Things are going good for me. I am getting on well with my recovery at the min. I have started my step 2 (of the 12 step program of A.A. for those who dont know lol) today, was working on my step 1 for a while to ensure i could fully accept it. I am currently 7 weeks sober so still early days for me- but i am anjoying it for today. I believe now i have accepted that i am an alcoholic - i am powerless over alcohol and my life was unmangeable and can be even now.
Even though i was at college/then uni with a part time job etc- i couldn't live my life properly. I have a loving family and friends but was deeply unhappy.
My drinking was causing this- i couldnt cope with feelings, with people- even family. I often skipped uni/ work. I was always tired/ ill/ thinking abut next drink- complelty on edge until i could get that drink to wash away all my probs- or so i thought. In reality booze made everything worse- and added to my probs - by inviting shame and fear into my life the morning after the night before (if was wasnt still drinking that morning that is).
So yeah i am doing my step two now and feeling happy today, just thought id share this with u all- cos im often worried/moaning/concerned when putting up threads- thought itd be good to share positive things in my life too. Everything can still be up and down with regard to my feelings but if i keep at this i know things will get better. I still have a lot to learn, and have trouble with keeping it in the day/sharing/neg thoughts - being me basically! - but i have hope now. Not silly/artificial dreams in my head that i used to hope for- like one day i'd be famous/rich etc...(like that'd solve my alcohlism!) but real hope now. I believe i can get better and be happy if i keep doing the right things - cos i seen it proved among many people in the fellowship - including my own parents.
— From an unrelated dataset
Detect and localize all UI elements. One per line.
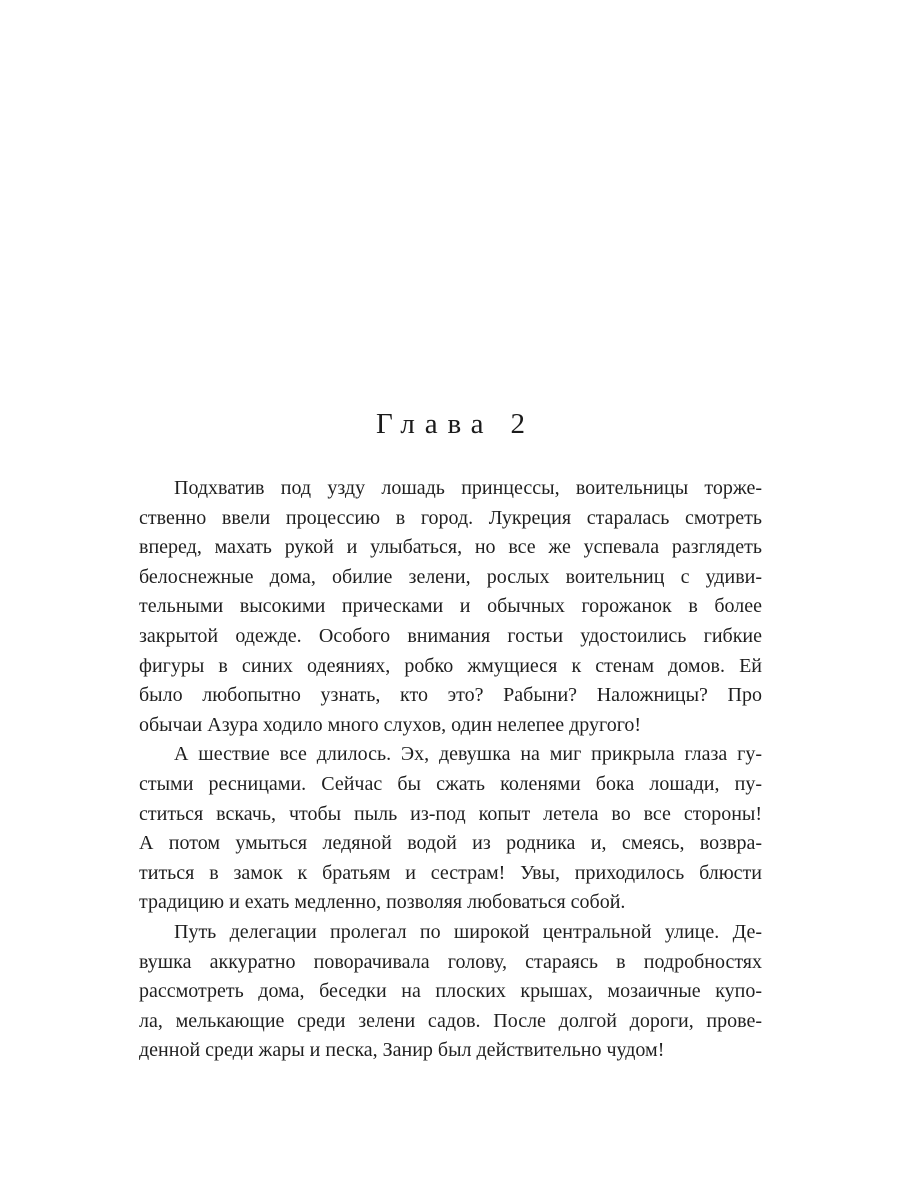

Your post reminds me much of myself. As I could not manage college & my job (drinking in there too no doubt). I also could not manage to watch my mother die a slow painful death at the same time. I know that my drinking didn't help me but it got me away when all was hopeless for Mom & there was nothing anyone could do. I sure wish I had handled it differently. I really didn't see the point of moving forward after she went & continued with the mayhem but here I'm now (you too on your own path) on the other end of all that (drinking insanity). Feeling pretty good & stoked about living again. There is plenty we have to offer, sometimes we just forget or choose to forget. I'm happy that you are doing well & hope we can continue to set things right in the future.
Very nice post unigirl, good things do happen in sobriety, in the early days it sure does not feel that way, but as you have shared, it does get better, both due to time and the steps, bad days will still come, but they seem to be dealt with better sober and the longer we are sober the easier it becomes to overcome them, even the ones that used to drive us to the point of drinking for oblivion just to escape them!
I like reading happy post, those that give me and others hope by proving that sobriety is possible and leads to happiness and not boredom.
I like reading happy post, those that give me and others hope by proving that sobriety is possible and leads to happiness and not boredom.